Here are the steps that I took.

1. Download and install hsxkpasswd
It does not look as if anyone has built a homebrew package yet, so you need to pick the module up at the author's website (here) and follow the install instructions. These involve a sudo to cpan, which I am not wildly keen about. I just don't like having to revert to sudo when I'm installing packages. But I am not going to expend the effort to work out how to get round this so I guess I should just stop grumbling.

[Update: Bart has posted details of how to install without sudo. See comments below.]

2. Configure hsxkpasswd
The documentation is good, with plenty of examples that you can modify. Here is my .hsxkpasswdrc file that creates a preset RH that I can call from the command line.

$ cat ~/.hsxkpasswdrc
  "custom_presets" : {
    "RH" : {
      "description" : "Robert default",
      "config" : {
        "word_length_min" : 4,
        "word_length_max" : 8,
        "num_words" : 3,
        "separator_character" : " ",
        "padding_digits_before" : 4,
        "padding_digits_after" : 0,
        "padding_type" : "NONE",
        "padding_character" : "RANDOM",
        "padding_characters_before" : 0,
        "padding_characters_after" : 0,
        "case_transform" : "RANDOM",
        "allow_accents" : 0

Simple, no?

3. Find a decent dictionary
You don't need to play with the password generator too long before you start noticing repeats (Mexico again? Really?). When you run the module with the --verbose option you see why: it is pulling from a dictionary that only contains about a thousand words. That is more than enough to get good entropies but it also makes for some pretty dull (and hence unmemorable) passwords.
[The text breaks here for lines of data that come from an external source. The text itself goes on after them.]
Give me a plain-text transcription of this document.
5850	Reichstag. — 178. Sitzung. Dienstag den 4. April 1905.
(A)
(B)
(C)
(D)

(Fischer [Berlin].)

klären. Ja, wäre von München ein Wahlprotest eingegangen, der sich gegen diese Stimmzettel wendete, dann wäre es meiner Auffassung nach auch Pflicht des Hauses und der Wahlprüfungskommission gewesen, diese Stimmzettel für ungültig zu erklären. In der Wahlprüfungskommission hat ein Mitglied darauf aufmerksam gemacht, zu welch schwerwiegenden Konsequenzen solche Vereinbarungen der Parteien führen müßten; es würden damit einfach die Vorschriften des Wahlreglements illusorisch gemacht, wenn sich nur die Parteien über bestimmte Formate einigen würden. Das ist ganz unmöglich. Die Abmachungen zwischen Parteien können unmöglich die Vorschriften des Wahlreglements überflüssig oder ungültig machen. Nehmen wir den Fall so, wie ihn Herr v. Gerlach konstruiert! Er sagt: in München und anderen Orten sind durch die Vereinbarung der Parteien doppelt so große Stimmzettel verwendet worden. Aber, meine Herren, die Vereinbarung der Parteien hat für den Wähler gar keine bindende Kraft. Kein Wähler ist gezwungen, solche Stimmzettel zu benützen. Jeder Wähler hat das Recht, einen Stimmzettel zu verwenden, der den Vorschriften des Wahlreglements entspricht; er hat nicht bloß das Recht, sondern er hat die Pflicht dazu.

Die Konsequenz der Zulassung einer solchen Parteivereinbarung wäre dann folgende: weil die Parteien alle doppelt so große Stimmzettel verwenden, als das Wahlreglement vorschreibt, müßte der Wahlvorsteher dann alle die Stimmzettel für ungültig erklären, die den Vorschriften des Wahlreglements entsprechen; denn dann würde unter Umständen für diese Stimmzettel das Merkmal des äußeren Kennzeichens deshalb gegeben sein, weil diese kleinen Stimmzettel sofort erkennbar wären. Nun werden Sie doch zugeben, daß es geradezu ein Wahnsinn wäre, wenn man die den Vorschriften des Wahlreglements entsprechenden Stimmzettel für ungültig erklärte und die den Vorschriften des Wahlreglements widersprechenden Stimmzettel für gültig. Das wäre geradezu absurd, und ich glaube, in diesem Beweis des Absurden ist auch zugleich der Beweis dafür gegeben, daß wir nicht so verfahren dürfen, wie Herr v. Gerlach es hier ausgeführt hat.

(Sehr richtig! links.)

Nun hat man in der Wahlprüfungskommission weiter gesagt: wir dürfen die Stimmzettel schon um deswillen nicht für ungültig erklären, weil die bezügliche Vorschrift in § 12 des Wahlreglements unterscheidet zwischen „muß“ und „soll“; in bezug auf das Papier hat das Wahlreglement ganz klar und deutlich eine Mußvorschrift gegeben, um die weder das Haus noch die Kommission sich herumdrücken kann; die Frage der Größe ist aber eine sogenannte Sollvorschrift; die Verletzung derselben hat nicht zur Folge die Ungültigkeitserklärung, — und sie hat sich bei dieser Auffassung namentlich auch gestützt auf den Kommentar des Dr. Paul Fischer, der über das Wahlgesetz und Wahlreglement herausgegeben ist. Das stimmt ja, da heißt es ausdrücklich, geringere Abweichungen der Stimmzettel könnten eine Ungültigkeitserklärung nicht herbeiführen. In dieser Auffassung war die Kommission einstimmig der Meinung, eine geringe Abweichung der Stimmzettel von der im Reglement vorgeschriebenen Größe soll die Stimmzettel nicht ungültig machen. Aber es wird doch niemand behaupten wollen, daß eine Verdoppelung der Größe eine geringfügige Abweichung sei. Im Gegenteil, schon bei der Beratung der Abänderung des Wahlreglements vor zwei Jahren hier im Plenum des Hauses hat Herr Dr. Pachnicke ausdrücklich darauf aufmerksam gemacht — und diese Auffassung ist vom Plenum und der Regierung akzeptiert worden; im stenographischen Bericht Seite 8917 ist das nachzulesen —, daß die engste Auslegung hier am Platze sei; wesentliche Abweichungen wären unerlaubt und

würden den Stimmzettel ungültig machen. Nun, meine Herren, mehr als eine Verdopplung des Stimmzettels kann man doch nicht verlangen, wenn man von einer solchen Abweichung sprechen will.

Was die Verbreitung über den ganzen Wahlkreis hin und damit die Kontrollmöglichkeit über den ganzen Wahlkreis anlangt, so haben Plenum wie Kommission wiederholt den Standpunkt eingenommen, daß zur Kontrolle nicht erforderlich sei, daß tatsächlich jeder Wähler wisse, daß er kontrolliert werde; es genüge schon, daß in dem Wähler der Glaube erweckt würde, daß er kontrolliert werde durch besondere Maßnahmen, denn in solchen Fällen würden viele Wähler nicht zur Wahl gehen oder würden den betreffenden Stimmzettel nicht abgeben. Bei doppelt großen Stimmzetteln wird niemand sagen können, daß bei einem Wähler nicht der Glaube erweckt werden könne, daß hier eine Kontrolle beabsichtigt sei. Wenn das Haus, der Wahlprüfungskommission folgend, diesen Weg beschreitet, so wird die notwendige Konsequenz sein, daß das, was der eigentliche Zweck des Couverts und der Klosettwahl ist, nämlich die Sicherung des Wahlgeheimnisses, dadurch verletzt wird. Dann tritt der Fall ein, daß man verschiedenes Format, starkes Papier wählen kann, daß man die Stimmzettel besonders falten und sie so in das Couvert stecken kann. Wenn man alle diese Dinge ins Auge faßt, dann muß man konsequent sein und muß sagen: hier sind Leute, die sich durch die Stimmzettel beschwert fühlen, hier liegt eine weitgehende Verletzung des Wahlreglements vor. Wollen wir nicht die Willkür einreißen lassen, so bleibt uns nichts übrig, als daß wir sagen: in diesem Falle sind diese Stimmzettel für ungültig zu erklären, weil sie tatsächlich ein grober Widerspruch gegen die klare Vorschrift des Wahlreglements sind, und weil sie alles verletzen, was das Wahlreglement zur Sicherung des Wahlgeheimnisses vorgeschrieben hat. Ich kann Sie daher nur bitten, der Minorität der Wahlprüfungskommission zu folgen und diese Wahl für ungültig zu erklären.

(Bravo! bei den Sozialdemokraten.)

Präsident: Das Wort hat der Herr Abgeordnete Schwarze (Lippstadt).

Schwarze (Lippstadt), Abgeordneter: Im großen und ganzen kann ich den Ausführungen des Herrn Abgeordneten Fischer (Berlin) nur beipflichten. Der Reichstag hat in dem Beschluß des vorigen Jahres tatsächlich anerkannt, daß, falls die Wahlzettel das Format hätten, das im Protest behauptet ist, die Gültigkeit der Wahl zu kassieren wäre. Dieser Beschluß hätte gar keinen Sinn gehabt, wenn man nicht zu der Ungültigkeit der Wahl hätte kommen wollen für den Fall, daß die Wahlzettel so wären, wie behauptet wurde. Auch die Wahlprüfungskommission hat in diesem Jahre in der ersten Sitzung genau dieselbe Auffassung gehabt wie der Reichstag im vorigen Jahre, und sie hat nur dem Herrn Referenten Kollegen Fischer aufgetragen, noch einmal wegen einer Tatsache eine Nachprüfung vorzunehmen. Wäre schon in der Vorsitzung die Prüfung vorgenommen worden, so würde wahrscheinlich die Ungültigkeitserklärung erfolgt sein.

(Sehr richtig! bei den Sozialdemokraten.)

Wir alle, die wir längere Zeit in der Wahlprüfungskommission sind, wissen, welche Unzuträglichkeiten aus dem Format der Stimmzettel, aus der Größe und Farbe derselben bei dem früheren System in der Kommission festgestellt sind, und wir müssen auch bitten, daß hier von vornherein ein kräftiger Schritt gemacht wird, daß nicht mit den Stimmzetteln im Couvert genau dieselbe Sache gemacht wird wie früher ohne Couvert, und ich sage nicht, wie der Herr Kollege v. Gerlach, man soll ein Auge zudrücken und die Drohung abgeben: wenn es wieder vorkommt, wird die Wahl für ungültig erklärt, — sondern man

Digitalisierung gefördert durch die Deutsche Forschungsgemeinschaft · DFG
How about a 10,000 word dictionary? Here is one that is extracted from Google's Trillion Word Corpus.

Not enough? (Answer: no.) That same page contains a link to Peter Novig's 1/3 million most frequent English words. This may be of limited use for text analysis (it is not cleaned and is full of proper nouns, contractions, etc.) but for my purpose is perfect. Just use your favorite text manipulation tool to jettison the word counts and chop it down to a single column of words (I used csvkit), use head to shorten the file to the desired word count (I thought 30,000 was a good number) and you have a dictionary that can replace the default.

4. Generate passwords
The -p option allows me to specify my preset, -d allows me to override the default dictionary and --verbose gives me the entropy.

$ hsxkpasswd -p RH -d NOVIGwords.30000.txt 10 --verbose

Source: Crypt::HSXKPasswd::Dictionary::Basic (loaded from: the file(s) NOVIGwords.30000.txt)
# words: 26821
# words of valid length: 19058 (71%)
Contains Accented Characters: NO
Password length: between 19 & 31
Permutations (brute-force): between 3.77x10^37 & 2.03x10^61 (average 2.77x10^49)
Permutations (given dictionary & config): 5.53x10^17
Entropy (Brute-Force): between 124bits and 203bits (average 164bits)
Entropy (given dictionary & config): 58bits

19k words to choose from? Nice. And that entropy is a good size too (the module flags a warning if the entropy is lower than ~48 or so). So what do the passwords look like?

0517 bolster tyco peugeot
5552 OTAGO external cons
4813 received genetic MARA
5401 dieting prevail ARTERIAL
8730 DAZZLING sixteen GAMES
6815 teaches WEAKEN GUTS
9579 ABOLISH buddhism neff
8707 mortar BUCKET RUINS
9703 solitary LIBRA TRUTHFUL

OK, I like them. And who is ever going to guess a password that contains the names of a dodgy French car?